Progressive loss of dopaminergic SN neurons in K3 mice. (A) Immunohistochemistry of dopaminergic TH (brown)-containing neurons reveals that, not at 3, but at 24 months of age, significantly fewer cells are TH-positive in K3 than in WT SN. (Scale bar, 50 μm.) (B) At 3 months of age, numbers of TH-positive cells on serial sagittal sections are equal in WT and K3 SN; however, at 12 and 24 months of age, numbers of TH-positive cells are significantly reduced in K3 mice (*, P < 0.01; **, P < 0.0001).

Fig. 5.

TH transport is impaired in the nigrostriatal projection of K3 mice and in primary SN neuronal cultures established from them. (A) Staining for TH (red) on sagittal sections of 3-month-old K3 and WT mice reveals that TH intensity (I) is increased in the SN pars compacta (broken lines), and reduced in synaptic boutons of the striatum (CPu).
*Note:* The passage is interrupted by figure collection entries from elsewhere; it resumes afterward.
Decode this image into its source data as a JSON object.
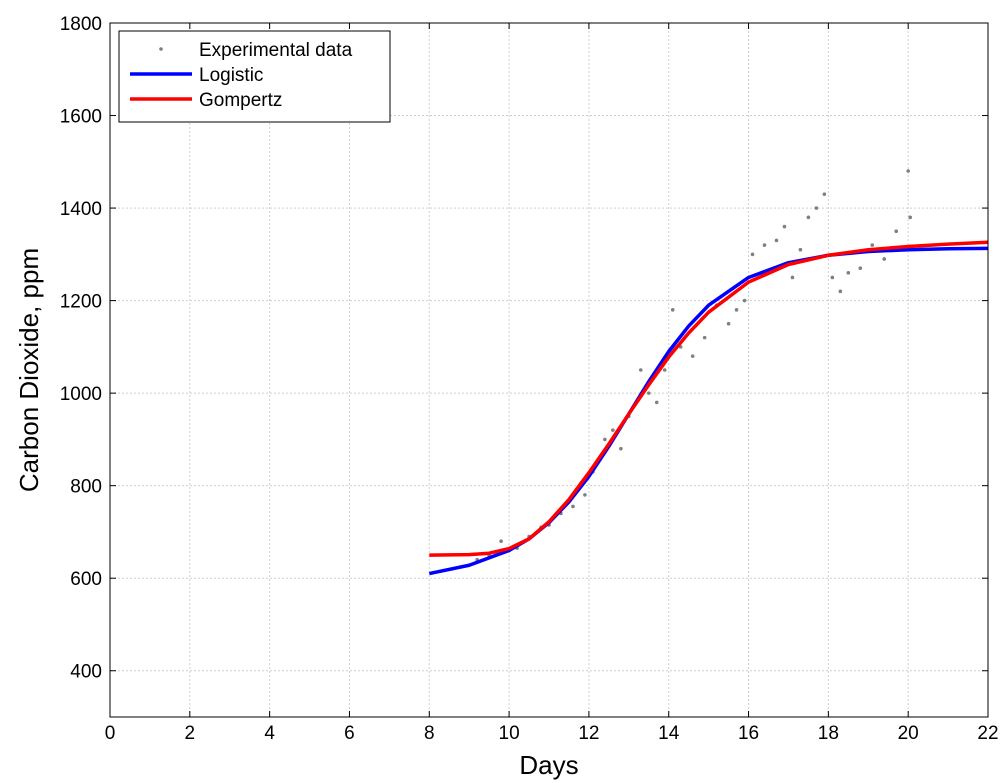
{
  "chart_data": {
    "type": "line",
    "title": "",
    "xlabel": "Days",
    "ylabel": "Carbon Dioxide, ppm",
    "xlim": [
      0,
      22
    ],
    "ylim": [
      300,
      1800
    ],
    "xticks": [
      0,
      2,
      4,
      6,
      8,
      10,
      12,
      14,
      16,
      18,
      20,
      22
    ],
    "yticks": [
      400,
      600,
      800,
      1000,
      1200,
      1400,
      1600,
      1800
    ],
    "grid": true,
    "legend_position": "top-left",
    "series": [
      {
        "name": "Experimental data",
        "style": "points",
        "color": "#808080",
        "x": [
          9.2,
          9.5,
          9.8,
          10.0,
          10.2,
          10.5,
          10.8,
          11.0,
          11.3,
          11.6,
          11.9,
          12.1,
          12.4,
          12.6,
          12.8,
          13.0,
          13.3,
          13.5,
          13.7,
          13.9,
          14.1,
          14.3,
          14.6,
          14.9,
          15.2,
          15.5,
          15.7,
          15.9,
          16.1,
          16.4,
          16.7,
          16.9,
          17.1,
          17.3,
          17.5,
          17.7,
          17.9,
          18.1,
          18.3,
          18.5,
          18.8,
          19.1,
          19.4,
          19.7,
          19.9,
          20.0,
          20.05
        ],
        "y": [
          640,
          650,
          680,
          660,
          665,
          690,
          710,
          715,
          740,
          755,
          780,
          830,
          900,
          920,
          880,
          950,
          1050,
          1000,
          980,
          1050,
          1180,
          1100,
          1080,
          1120,
          1190,
          1150,
          1180,
          1200,
          1300,
          1320,
          1330,
          1360,
          1250,
          1310,
          1380,
          1400,
          1430,
          1250,
          1220,
          1260,
          1270,
          1320,
          1290,
          1350,
          1310,
          1480,
          1380
        ]
      },
      {
        "name": "Logistic",
        "style": "line",
        "color": "#0000ff",
        "x": [
          8,
          9,
          10,
          10.5,
          11,
          11.5,
          12,
          12.5,
          13,
          13.5,
          14,
          14.5,
          15,
          16,
          17,
          18,
          19,
          20,
          21,
          22
        ],
        "y": [
          610,
          628,
          660,
          685,
          720,
          765,
          820,
          885,
          955,
          1025,
          1090,
          1145,
          1190,
          1250,
          1282,
          1298,
          1306,
          1310,
          1312,
          1313
        ]
      },
      {
        "name": "Gompertz",
        "style": "line",
        "color": "#ff0000",
        "x": [
          8,
          9,
          9.5,
          10,
          10.5,
          11,
          11.5,
          12,
          12.5,
          13,
          13.5,
          14,
          14.5,
          15,
          16,
          17,
          18,
          19,
          20,
          21,
          22
        ],
        "y": [
          650,
          651,
          654,
          664,
          685,
          722,
          770,
          828,
          890,
          955,
          1018,
          1078,
          1130,
          1175,
          1240,
          1278,
          1298,
          1310,
          1317,
          1322,
          1326
        ]
      }
    ]
  }
}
Numbers of TH-positive synaptic boutons are unaltered in K3 mice (Right). (B) Quantification of immunohistochemical and Western blot (WB) data reveals that TH accumulates in K3 SN neurons (*, P < 0.0005). Consequently, TH is decreased in the K3 CPu (*, P < 0.0001), indicating that TH is not delivered properly to the axonal terminals of SN neurons in the K3 striatum. (C) Tau-expressing primary cultured K3 SN neurons (arrowhead) show a markedly decreased TH staining of axonal growth cones (Inset; open arrow) compared with WT neurons (arrow; Inset). This occurs in the absence of overt morphological alterations. (Scale bar, 50 μm.) (D) K3 SN neurons have 1.82-fold higher total tau levels than WT neurons (*, P < 0.01). (E) Quantification of fluorescence intensities shows increased TH in the soma of primary SN neurons of K3 mice compared with WT neurons (*, P < 0.05). (F) In contrast, TH fluorescence intensity is markedly decreased in growth cones of K3 compared with WT neurons (*, P < 0.0001). (G) SN and striatal (CPu) extracts from WT and K3 mice analyzed in parallel show a marked reduction of selective proteins in the CPu of K3 mice. Changes are found exclusively for motor proteins and markers of distinct vesicles and mitochondria (see Results). For comparison, protein levels are not reduced in the SN. (H) Quantification of protein levels in the CPu of K3 mice shown as expression (in fold) compared with WT (dashed line; *, P < 0.05; **, P < 0.01).